Un ouvrage très vivant grâce à la présence d’anecdotes révélatrices bien choisies, comme celle-ci, datée de 1936 : Malraux ayant été vu se promenant bras-dessus bras-dessous à Madrid avec une nouvelle compagne, Josette Clotis, Alix Guillain demande à Janine Bouissounouse (p. 285) :

« Comment est-elle ?

- Très belle, très affectée, très élégante.

- Ah, dit Alix Guillain, Groet dit toujours : " Méfions-nous pour André de la femme élégante, elle flattera sa vanité." … »

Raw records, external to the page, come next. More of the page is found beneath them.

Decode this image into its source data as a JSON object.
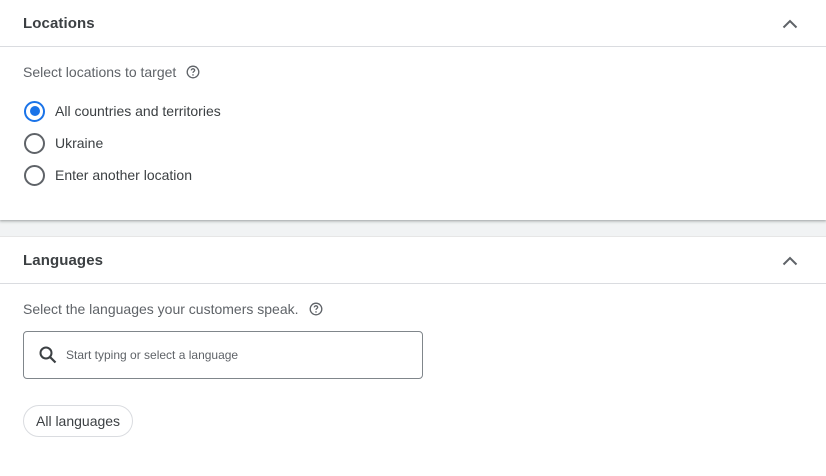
{
  "locations": {
    "title": "Locations",
    "label": "Select locations to target",
    "options": [
      {
        "label": "All countries and territories",
        "checked": true
      },
      {
        "label": "Ukraine",
        "checked": false
      },
      {
        "label": "Enter another location",
        "checked": false
      }
    ]
  },
  "languages": {
    "title": "Languages",
    "label": "Select the languages your customers speak.",
    "search_placeholder": "Start typing or select a language",
    "chip_label": "All languages"
  },
  "icons": {
    "collapse": "chevron-up-icon",
    "help": "help-circle-icon",
    "search": "search-icon"
  },
  "colors": {
    "accent": "#1a73e8",
    "text": "#3c4043",
    "secondary_text": "#5f6368",
    "divider": "#dadce0"
  }
}
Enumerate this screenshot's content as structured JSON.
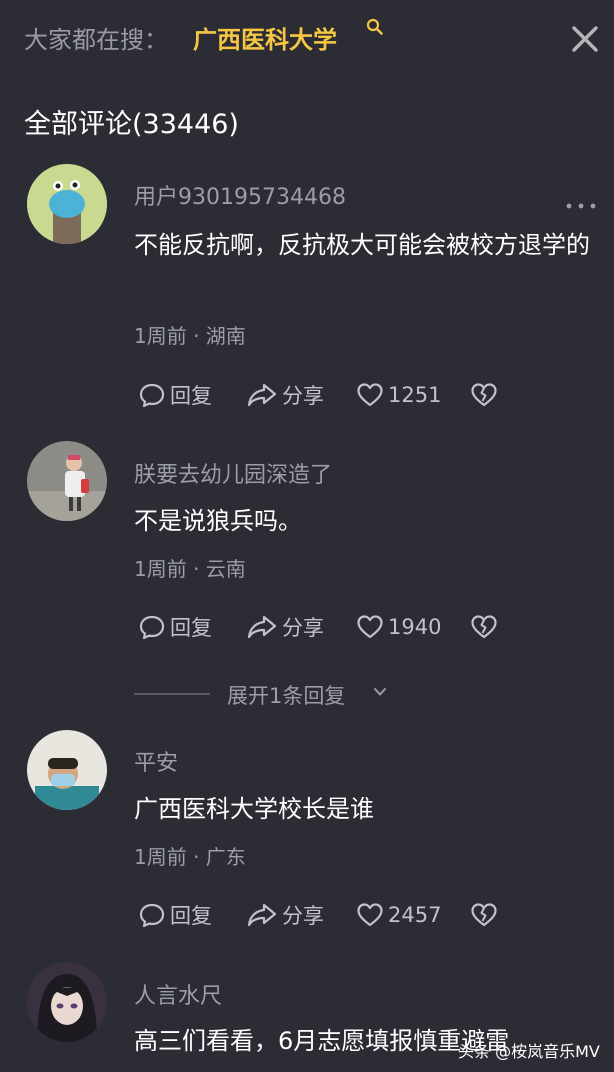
{
  "search": {
    "prefix": "大家都在搜：",
    "term": "广西医科大学",
    "search_icon": "search-icon",
    "close_icon": "close-icon"
  },
  "section": {
    "title": "全部评论(33446)"
  },
  "comments": [
    {
      "user": "用户930195734468",
      "text": "不能反抗啊，反抗极大可能会被校方退学的",
      "meta": "1周前 · 湖南",
      "reply_label": "回复",
      "share_label": "分享",
      "likes": "1251"
    },
    {
      "user": "朕要去幼儿园深造了",
      "text": "不是说狼兵吗。",
      "meta": "1周前 · 云南",
      "reply_label": "回复",
      "share_label": "分享",
      "likes": "1940"
    },
    {
      "user": "平安",
      "text": "广西医科大学校长是谁",
      "meta": "1周前 · 广东",
      "reply_label": "回复",
      "share_label": "分享",
      "likes": "2457"
    },
    {
      "user": "人言水尺",
      "text": "高三们看看，6月志愿填报慎重避雷"
    }
  ],
  "expand_replies": "展开1条回复",
  "watermark": "头条 @桉岚音乐MV",
  "colors": {
    "background": "#2b2c34",
    "search_term": "#f7c744",
    "muted_text": "#9c9da5",
    "action_text": "#c2c3c9"
  }
}
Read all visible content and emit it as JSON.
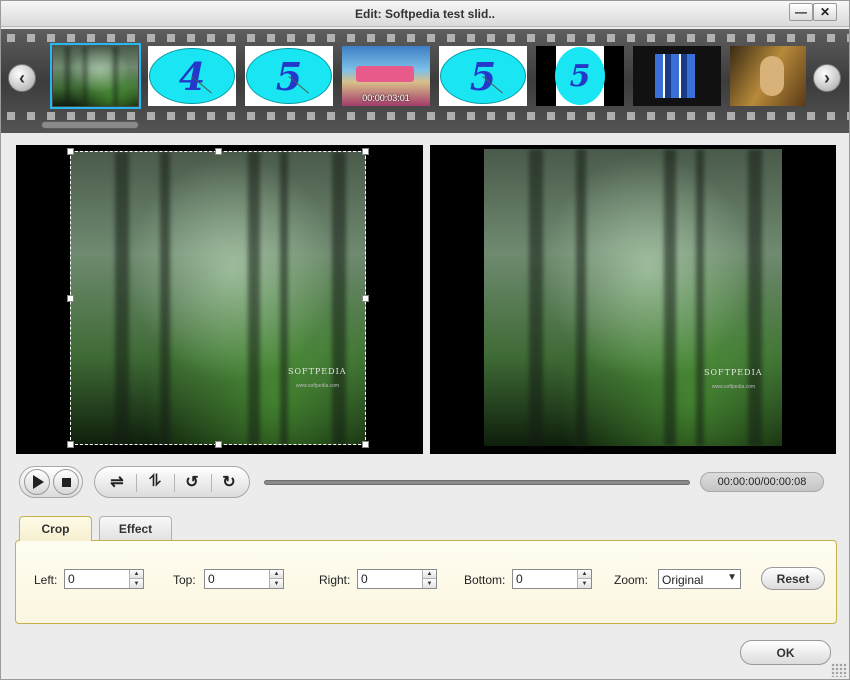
{
  "window": {
    "title": "Edit: Softpedia test slid..",
    "minimize_glyph": "—",
    "close_glyph": "✕"
  },
  "filmstrip": {
    "prev_icon": "‹",
    "next_icon": "›",
    "thumbnails": [
      {
        "kind": "photo",
        "selected": true
      },
      {
        "kind": "ellipse",
        "label": "4"
      },
      {
        "kind": "ellipse",
        "label": "5"
      },
      {
        "kind": "video",
        "time": "00:00:03:01"
      },
      {
        "kind": "ellipse",
        "label": "5"
      },
      {
        "kind": "narrow-ellipse",
        "label": "5"
      },
      {
        "kind": "transition"
      },
      {
        "kind": "photo-warm"
      }
    ]
  },
  "preview": {
    "watermark": "SOFTPEDIA",
    "watermark_sub": "www.softpedia.com"
  },
  "controls": {
    "time": "00:00:00/00:00:08",
    "flip_h_icon": "⇌",
    "flip_v_icon": "⥮",
    "rotate_left_icon": "↺",
    "rotate_right_icon": "↻"
  },
  "tabs": {
    "crop": "Crop",
    "effect": "Effect"
  },
  "crop": {
    "left_label": "Left:",
    "left_value": "0",
    "top_label": "Top:",
    "top_value": "0",
    "right_label": "Right:",
    "right_value": "0",
    "bottom_label": "Bottom:",
    "bottom_value": "0",
    "zoom_label": "Zoom:",
    "zoom_value": "Original",
    "reset_label": "Reset"
  },
  "footer": {
    "ok_label": "OK"
  }
}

Curtis Cate fait souvent référence d’ailleurs aux souvenirs de Janine Bouissounouse : voilà encore un livre à lire ! (La Nuit d’Autun - Le temps des Illusions, Calmann-Lévy, 1977).

 

Cependant, malgré ses qualités, et bien qu’elle reste la meilleure biographie de Malraux parue à ce jour, comme le dit Curtis Cate dans sa préface : « aucune biographie, si riche et bien documentée qu’elle soit, ne peut être considérée comme définitive. » Qu’est-ce qui a déjà vieilli dans cet ouvrage ?

D’abord, de la même manière que Cate cite une douzaine de mémoires et de témoignages parus en vingt ans depuis la publication de Jean Lacouture, ici il faut mentionner, dans les dix dernières années, le livre d’Olivier Todd au premier chef et ses révélations, sur l’usurpation de décorations par exemple. Et puis les ouvrages sur l’Espagne et la Résistance de Coustellier, Gisclon, Penaud (pourtant ces deux derniers parus en 1986, mais non utilisés. Aussi celui de Penaud sur le train de Neuvic paru en 2001)…

La Guerre d’Espagne est assez bien traitée, et bien expliqué le concours de circonstances qui a conduit Malraux à la responsabilité d’une unité d’aviateurs mercenaires. Les critiques de Cisneros, Gisclon et autres sont cependant passées sous silence.

Les épisodes Résistance et Brigade Alsace-Lorraine font la part trop belle aux hagiographes, notamment Léon Mercadet, mais les libérateurs de Strasbourg sont bien identifiés. L’hostilité envers Malraux de la plupart des groupes de Résistance, malgré le - ou à cause du - chantage aux parachutages, est sous-estimée. Comme dans le livre de Mercadet, le rôle de la « Brigade » dans l’ensemble des opérations est mal décrit et sur-valorisé.

Une place excessive est faite aux Antimémoires, comme s’il s’agissait d’un témoignage. Ainsi du récit de la rencontre avec de Gaulle (pp. 434-436), entièrement tiré du livre, et donc entièrement inventé.

S’agissant des notes, préoccupation peut-être tatillonne, on regrette souvent leur absence, comme par exemple lorsqu’on lit (p. 503) : « Malraux fut franchement choqué par le voyage que Charles de Gaulle fit en juin [1970] dans le pays de Francisco Franco… » Choqué vraiment ? On voudrait pouvoir en être sûr : aucun commentaire n’accompagne en effet l’annonce à Malraux de ce voyage par de Gaulle dans Les Chênes qu’on abat, et il est beaucoup de circonstances montrant que Malraux avait passé l’Espagne (comme l’Indochine…) par pertes et profits (l’interdiction en 1968 de la pièce de théâtre La Passion du Général Franco par exemple - voir Censure sur ce site).

 

Un livre passionnant malgré tout donc, qui aide à faire attendre la prochaine grande biographie d’André Malraux.